Posted by Amorymeltzer 3 days ago
That being said, I do kind of head-tilt at the folks screaming that this sort of “boring” cycle of hardware isn’t sustainable, that somehow, someone must create the next major improvement to justify all new spend or otherwise this is a worthless exercise. In reality, it’s always been the opposite: Moore’s Law wasn’t infinitely scalable, and anyone who suffered through the Pentium 4 era was painfully aware of its limitations. Sure, we can find other areas to scale (like going from clock speed to core counts, and core counts to core types), but Moore’s Law is not infallible or infinite; eventually, a plateau will be reached that cannot be overcome without serious R&D or a fundamental sea-change in the marketplace (like moving from x86 to ARM), often a combination of both.
Apple, at least, has the unenviable position of being among the first in addressing this challenge: how do you sell more products when power or efficiency gains are increasingly thin, year over year? Their approach has been to leverage services for recurring revenue and gradually slowing down product refreshes over time, while tempering expectations of massive gains for those product lines seeing yearly refreshes. I suspect that will be the norm for a lot of companies going forward, hence the drive to close walled gardens everywhere and lock-in customers (see also the Android sideloading discourse).

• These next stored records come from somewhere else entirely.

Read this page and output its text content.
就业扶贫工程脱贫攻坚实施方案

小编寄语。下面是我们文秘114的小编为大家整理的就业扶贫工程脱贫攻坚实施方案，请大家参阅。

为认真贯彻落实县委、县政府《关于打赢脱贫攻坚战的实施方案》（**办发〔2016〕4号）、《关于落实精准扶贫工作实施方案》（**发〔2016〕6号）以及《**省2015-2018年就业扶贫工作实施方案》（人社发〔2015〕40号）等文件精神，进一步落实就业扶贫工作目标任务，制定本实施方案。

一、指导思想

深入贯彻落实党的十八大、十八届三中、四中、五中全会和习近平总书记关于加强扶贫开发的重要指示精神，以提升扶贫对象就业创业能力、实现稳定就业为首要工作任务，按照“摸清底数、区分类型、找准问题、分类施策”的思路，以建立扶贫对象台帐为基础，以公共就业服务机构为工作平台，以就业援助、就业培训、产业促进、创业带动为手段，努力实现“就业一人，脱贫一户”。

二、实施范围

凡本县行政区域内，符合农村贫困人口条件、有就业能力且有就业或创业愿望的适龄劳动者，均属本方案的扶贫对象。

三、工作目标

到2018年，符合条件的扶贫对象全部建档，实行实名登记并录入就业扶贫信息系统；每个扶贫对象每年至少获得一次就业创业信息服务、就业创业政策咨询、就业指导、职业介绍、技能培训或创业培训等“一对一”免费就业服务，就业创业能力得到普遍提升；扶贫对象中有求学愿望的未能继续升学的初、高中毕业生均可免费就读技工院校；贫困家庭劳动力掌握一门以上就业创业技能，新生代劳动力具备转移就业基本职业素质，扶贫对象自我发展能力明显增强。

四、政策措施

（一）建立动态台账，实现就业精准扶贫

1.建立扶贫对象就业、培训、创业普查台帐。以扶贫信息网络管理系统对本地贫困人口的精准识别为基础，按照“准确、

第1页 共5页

The hardware cycle at present is fairly boring, and I quite like it. My M1 iPad Pro and M1 Pro Macbook Pro dutifully serve me well, and I have no need to replace either until they break.
If you think this is a boring architecture, more power to you. It's not boring enough for me.
Valve is spending a lot of resources and AFAIK so are all the AI companies in the asian market.
There are plenty of people who wants an open-source alternative that breaks the monopoly that Nvidia has over CUDA.
They’re not open source, for sure. But even setting that aside, they don’t offer anything like CUDA for their system. Nobody is taking an honest stab at this.